The "Server Status" indicators in the quickstats scan that page. It assumes that the project is online for each platform if any server can accept units, and any can assign them. This basically assumes the client will check all servers and assign / upload as needed.

Looks like the client is not that smart. I'll have to rework the status code to trip on any server problems that could affect a client.
     
Scotttheking  (op)
Moderator Emeritus
Join Date: Dec 2000
Location: College Park, MD
Status: Offline
Reply With Quote
Jan 18, 2003, 05:00 PM
 
Looks to be back now.
That sure was absurd.
My website
Help me pay for college. Click for more info.
     
Shaktai
Mac Elite
Join Date: Jan 2002
Location: Mile High City
Status: Offline
Reply With Quote
Jan 18, 2003, 07:47 PM
 
The official word on the problem from Vijay Pande is:

Around 2-3am, there was apparently a major problem at Stanford's main computer centers, causing net outtages throughout campus.

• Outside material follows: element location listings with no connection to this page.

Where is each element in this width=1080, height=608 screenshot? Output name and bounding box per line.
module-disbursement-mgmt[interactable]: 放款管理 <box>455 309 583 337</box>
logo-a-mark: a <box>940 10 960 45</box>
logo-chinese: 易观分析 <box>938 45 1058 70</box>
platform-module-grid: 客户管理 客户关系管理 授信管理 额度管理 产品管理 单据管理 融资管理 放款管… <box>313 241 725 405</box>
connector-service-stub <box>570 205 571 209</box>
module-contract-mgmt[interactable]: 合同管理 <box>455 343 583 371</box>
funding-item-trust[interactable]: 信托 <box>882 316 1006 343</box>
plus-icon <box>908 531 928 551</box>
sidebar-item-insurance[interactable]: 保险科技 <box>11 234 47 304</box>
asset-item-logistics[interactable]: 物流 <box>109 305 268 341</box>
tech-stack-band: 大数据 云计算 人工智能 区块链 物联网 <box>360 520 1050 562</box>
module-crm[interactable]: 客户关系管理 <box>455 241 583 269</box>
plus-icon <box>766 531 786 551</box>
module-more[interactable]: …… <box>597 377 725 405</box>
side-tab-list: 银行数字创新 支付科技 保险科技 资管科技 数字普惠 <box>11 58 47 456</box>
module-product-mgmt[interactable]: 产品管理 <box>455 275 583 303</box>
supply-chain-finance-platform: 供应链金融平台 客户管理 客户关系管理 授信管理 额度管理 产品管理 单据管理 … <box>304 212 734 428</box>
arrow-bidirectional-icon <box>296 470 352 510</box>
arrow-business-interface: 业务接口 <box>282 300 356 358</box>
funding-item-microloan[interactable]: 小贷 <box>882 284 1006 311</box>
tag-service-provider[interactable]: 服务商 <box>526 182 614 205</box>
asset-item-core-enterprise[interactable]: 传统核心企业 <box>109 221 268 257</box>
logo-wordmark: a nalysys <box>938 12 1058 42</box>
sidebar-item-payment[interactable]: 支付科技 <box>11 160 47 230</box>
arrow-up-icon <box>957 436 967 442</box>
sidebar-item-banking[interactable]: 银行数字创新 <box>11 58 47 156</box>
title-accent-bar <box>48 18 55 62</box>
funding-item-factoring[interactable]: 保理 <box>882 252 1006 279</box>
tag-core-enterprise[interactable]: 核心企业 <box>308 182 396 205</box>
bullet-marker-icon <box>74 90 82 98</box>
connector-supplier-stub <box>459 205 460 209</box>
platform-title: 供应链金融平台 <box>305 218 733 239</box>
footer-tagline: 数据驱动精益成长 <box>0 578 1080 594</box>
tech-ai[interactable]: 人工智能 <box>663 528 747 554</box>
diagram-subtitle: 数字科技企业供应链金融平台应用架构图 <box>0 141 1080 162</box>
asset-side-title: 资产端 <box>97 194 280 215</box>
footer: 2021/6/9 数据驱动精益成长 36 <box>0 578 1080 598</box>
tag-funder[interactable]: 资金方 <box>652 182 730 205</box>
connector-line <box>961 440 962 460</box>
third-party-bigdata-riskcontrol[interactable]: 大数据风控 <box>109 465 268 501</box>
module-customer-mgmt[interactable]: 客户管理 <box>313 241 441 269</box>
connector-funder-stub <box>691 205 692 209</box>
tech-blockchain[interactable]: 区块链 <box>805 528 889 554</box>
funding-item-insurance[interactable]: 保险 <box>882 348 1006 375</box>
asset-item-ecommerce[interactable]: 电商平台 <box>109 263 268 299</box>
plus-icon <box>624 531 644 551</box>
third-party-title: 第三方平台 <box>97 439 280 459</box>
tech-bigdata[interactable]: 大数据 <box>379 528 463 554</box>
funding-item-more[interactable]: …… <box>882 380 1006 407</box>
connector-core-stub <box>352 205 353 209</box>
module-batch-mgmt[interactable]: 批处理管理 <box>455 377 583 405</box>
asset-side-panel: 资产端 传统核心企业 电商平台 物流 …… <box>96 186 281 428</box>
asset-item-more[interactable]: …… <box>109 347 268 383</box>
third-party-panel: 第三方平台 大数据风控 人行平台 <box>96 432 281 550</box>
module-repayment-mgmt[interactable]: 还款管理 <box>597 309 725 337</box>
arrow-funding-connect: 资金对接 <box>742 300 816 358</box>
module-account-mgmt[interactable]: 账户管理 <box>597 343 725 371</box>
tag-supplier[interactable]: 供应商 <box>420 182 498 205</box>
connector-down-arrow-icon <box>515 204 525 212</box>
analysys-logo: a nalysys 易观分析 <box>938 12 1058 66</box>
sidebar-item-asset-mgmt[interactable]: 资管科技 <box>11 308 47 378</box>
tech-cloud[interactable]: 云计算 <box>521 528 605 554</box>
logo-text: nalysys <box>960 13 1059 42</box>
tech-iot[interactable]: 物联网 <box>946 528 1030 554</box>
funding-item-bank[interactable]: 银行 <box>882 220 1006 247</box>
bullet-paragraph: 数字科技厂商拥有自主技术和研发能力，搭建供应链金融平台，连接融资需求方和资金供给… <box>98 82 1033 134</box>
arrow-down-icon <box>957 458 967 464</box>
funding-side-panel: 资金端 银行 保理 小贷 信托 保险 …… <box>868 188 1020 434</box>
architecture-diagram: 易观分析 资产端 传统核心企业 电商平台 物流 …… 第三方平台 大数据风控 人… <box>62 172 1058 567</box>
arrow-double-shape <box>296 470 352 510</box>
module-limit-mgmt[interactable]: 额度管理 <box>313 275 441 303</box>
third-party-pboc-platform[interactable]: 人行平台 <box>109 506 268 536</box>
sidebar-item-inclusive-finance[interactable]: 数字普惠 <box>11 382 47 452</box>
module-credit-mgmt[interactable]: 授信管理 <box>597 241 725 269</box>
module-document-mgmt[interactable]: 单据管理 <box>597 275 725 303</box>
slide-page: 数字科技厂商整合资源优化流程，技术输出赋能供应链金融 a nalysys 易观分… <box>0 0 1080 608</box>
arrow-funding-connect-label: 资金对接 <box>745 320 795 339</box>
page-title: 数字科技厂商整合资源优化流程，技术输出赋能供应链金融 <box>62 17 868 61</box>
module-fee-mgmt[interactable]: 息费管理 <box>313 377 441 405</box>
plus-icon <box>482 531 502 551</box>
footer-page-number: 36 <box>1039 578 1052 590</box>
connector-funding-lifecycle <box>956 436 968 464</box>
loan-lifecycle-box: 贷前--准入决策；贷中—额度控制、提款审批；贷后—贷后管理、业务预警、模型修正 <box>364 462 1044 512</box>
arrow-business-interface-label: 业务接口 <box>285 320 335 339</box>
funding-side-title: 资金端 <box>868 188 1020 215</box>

It looks like F@H is (back) up and mostly ok, just really overloaded due to everyone trying to return data. The clients have built in backoffs, so it should resolve itself, as long as everyone just waits (rather than pounding the servers manually -- which will prolong this for everyone).

Guha & I are on it.
So it wasn't just their servers but a network outage that created the problems. Blame it on the full moon I guess.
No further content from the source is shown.